La cabina de carga principal ocupaba casi la mitad del volumen de la inmensa nave. Un pasillo inferior y un angosto pasadizo superior se abrían paso entre una doble hilera de cubículos de dos pisos. Éstos sumaban noventa y seis, y eran idénticos. Cada uno de ellos tenía unos cinco metros de lado, placas fluorescentes ajustables en el techo y un plástico, flexible y probablemente inerte, en el suelo. A lo largo de las paredes laterales se veían estantes y barras paralelas, para las criaturas aficionadas a saltar o trepar. La pared trasera estaba conectada a máquinas blindadas; Yamamura no se atrevió a manipularlas, pero dijo que seguramente regulaban la atmósfera, la temperatura, gravedad, saneamiento y otros factores ambientales dentro de cada «jaula». La pared frontal, que daba al pasillo y pasadizo, era transparente. Encerraba una sólida antecámara de compresión, casi tan alta como el mismo cubículo, motorizada, pero controlada por unas sencillas ruedas. Sólo unos pocos compartimentos estaban vacíos.
Los humanos no habían llevado tubos fluorescentes hasta allí, pues no era necesario. Torrance y van Rijn avanzaron entre las sombras, rodeados de monstruos; la luz simulada de una docena de soles diferentes centelleaba a su alrededor: roja, naranja, amarilla, verdosa, azul eléctrico.
Una cosa parecida a un tiburón gigante, aparte de los zarcillos que oscilaban en torno a su cabeza, nadaba en un cubículo lleno de agua entre frondosas algas marinas. Junto a ella había una jaula repleta de minúsculos reptiles voladores, con relucientes escamas de diferentes tonalidades, zigzagueando y esquivándose en el aire. Justo enfrente, cuatro mamíferos reposaban entre amarillentos vapores —hermosas criaturas, del tamaño de un oso—, con las rayas del tigre, que solían andar a cuatro patas, pero se levantaban ocasionalmente; después se veían las uñas retráctiles entre unos dedos cortos y gruesos, y las mandíbulas carnívoras en la maciza cabeza. Más lejos, los humanos pasaron frente a media docena de bestias rojas parecidas a nutrias de seis patas, retozando en un tanque de agua.

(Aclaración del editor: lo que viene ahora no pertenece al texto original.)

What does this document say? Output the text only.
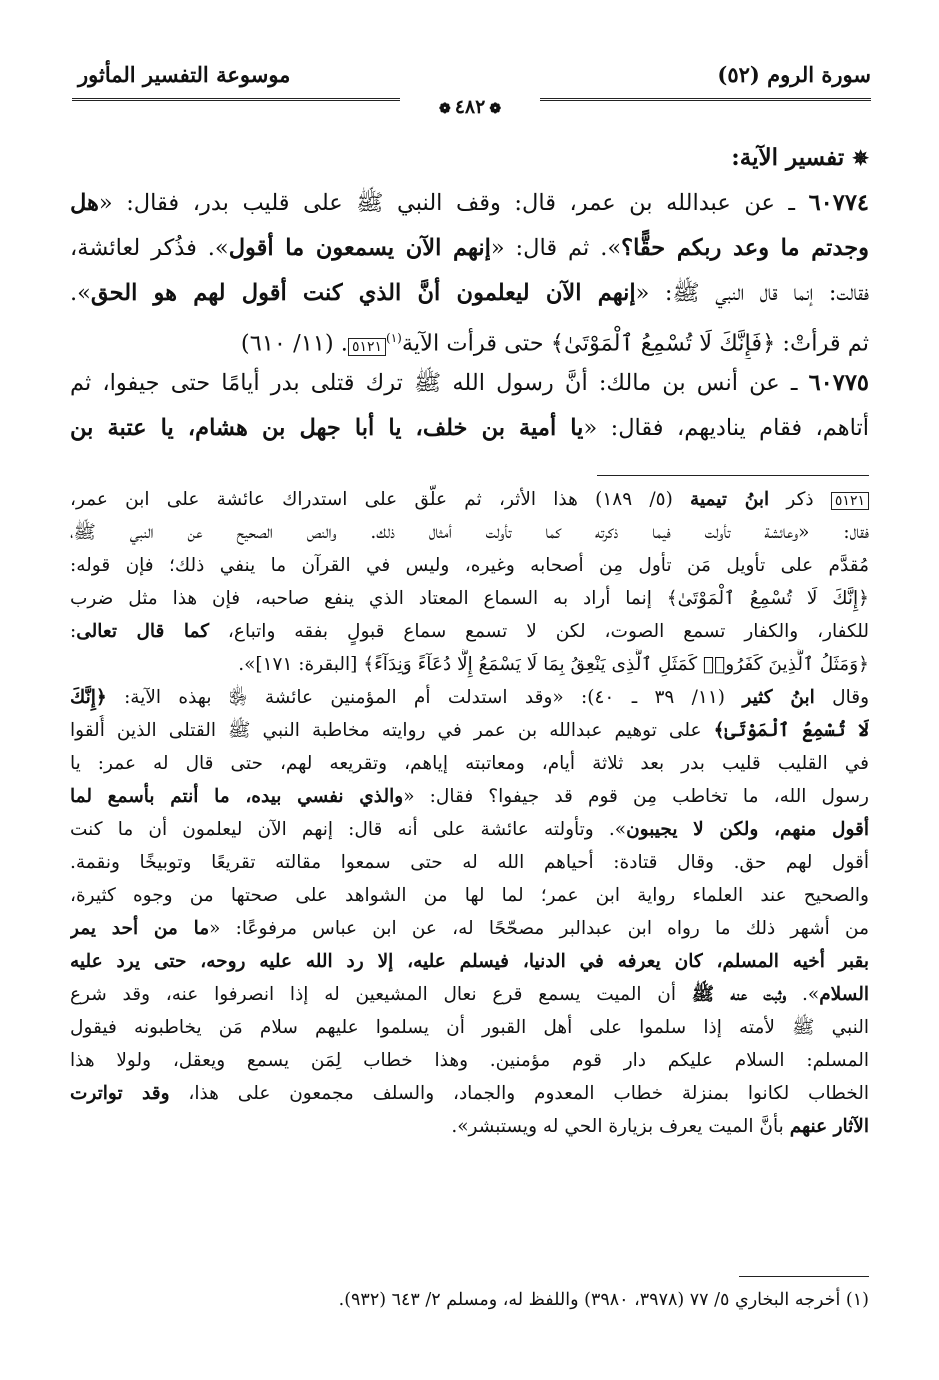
سورة الروم (٥٢)
موسوعة التفسير المأثور
❁ ٤٨٢ ❁
✵تفسير الآية:
٦٠٧٧٤ ـ عن عبدالله بن عمر، قال: وقف النبي ﷺ على قليب بدر، فقال: «هل
وجدتم ما وعد ربكم حقًّا؟». ثم قال: «إنهم الآن يسمعون ما أقول». فذُكر لعائشة،
فقالت: إنما قال النبي ﷺ: «إنهم الآن ليعلمون أنَّ الذي كنت أقول لهم هو الحق».
ثم قرأتْ: ﴿فَإِنَّكَ لَا تُسْمِعُ ٱلْمَوْتَىٰ﴾ حتى قرأت الآية$^{(١)}$٥١٢١. (١١/ ٦١٠)
٦٠٧٧٥ ـ عن أنس بن مالك: أنَّ رسول الله ﷺ ترك قتلى بدر أيامًا حتى جيفوا، ثم
أتاهم، فقام يناديهم، فقال: «يا أمية بن خلف، يا أبا جهل بن هشام، يا عتبة بن
٥١٢١ ذكر ابنُ تيمية (٥/ ١٨٩) هذا الأثر، ثم علّق على استدراك عائشة على ابن عمر،
فقال: «وعائشة تأولت فيما ذكرته كما تأولت أمثال ذلك. والنص الصحيح عن النبي ﷺ،
مُقدَّم على تأويل مَن تأول مِن أصحابه وغيره، وليس في القرآن ما ينفي ذلك؛ فإن قوله:
﴿إِنَّكَ لَا تُسْمِعُ ٱلْمَوْتَىٰ﴾ إنما أراد به السماع المعتاد الذي ينفع صاحبه، فإن هذا مثل ضرب
للكفار، والكفار تسمع الصوت، لكن لا تسمع سماع قبولٍ بفقه واتباع، كما قال تعالى:
﴿وَمَثَلُ ٱلَّذِينَ كَفَرُوا۟ كَمَثَلِ ٱلَّذِى يَنْعِقُ بِمَا لَا يَسْمَعُ إِلَّا دُعَآءً وَنِدَآءً﴾ [البقرة: ١٧١]».
وقال ابنُ كثير (١١/ ٣٩ ـ ٤٠): «وقد استدلت أم المؤمنين عائشة ﵂ بهذه الآية: ﴿إِنَّكَ
لَا تُسْمِعُ ٱلْمَوْتَىٰ﴾ على توهيم عبدالله بن عمر في روايته مخاطبة النبي ﷺ القتلى الذين أُلقوا
في القليب قليب بدر بعد ثلاثة أيام، ومعاتبته إياهم، وتقريعه لهم، حتى قال له عمر: يا
رسول الله، ما تخاطب مِن قوم قد جيفوا؟ فقال: «والذي نفسي بيده، ما أنتم بأسمع لما
أقول منهم، ولكن لا يجيبون». وتأولته عائشة على أنه قال: إنهم الآن ليعلمون أن ما كنت
أقول لهم حق. وقال قتادة: أحياهم الله له حتى سمعوا مقالته تقريعًا وتوبيخًا ونقمة.
والصحيح عند العلماء رواية ابن عمر؛ لما لها من الشواهد على صحتها من وجوه كثيرة،
من أشهر ذلك ما رواه ابن عبدالبر مصحّحًا له، عن ابن عباس مرفوعًا: «ما من أحد يمر
بقبر أخيه المسلم، كان يعرفه في الدنيا، فيسلم عليه، إلا رد الله عليه روحه، حتى يرد عليه
السلام». وثبت عنه ﷺ أن الميت يسمع قرع نعال المشيعين له إذا انصرفوا عنه، وقد شرع
النبي ﷺ لأمته إذا سلموا على أهل القبور أن يسلموا عليهم سلام مَن يخاطبونه فيقول
المسلم: السلام عليكم دار قوم مؤمنين. وهذا خطاب لِمَن يسمع ويعقل، ولولا هذا
الخطاب لكانوا بمنزلة خطاب المعدوم والجماد، والسلف مجمعون على هذا، وقد تواترت
الآثار عنهم بأنَّ الميت يعرف بزيارة الحي له ويستبشر».
(١) أخرجه البخاري ٥/ ٧٧ (٣٩٧٨، ٣٩٨٠) واللفظ له، ومسلم ٢/ ٦٤٣ (٩٣٢).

Las máquinas ambientales habían decidido que aquélla era su hora de comer, pues un tanque alimentador vomitó grandes cantidades de material proteínico en un camellón y los animales brincaron hasta él para desgarrarlo con sus colmillos.
—Alimentación automática —observó Torrance—. Creo que la comida debe sintetizarse sobre la marcha, según las especificaciones de cada animal, determinadas por métodos bioquímicos. Igual que para la tripulación. Por lo menos, no hemos encontrado nada parecido a una despensa.
Van Rijn se estremeció.
—¿Nada más que alimentos sintéticos? ¿Ni siquiera una copita de ginebra antes de cenar? —Se animó súbitamente—. Ah, quizá éste sea un buen mercado para nosotros. Hasta que se hagan cargo de la situación, podemos sobrecargarles el precio.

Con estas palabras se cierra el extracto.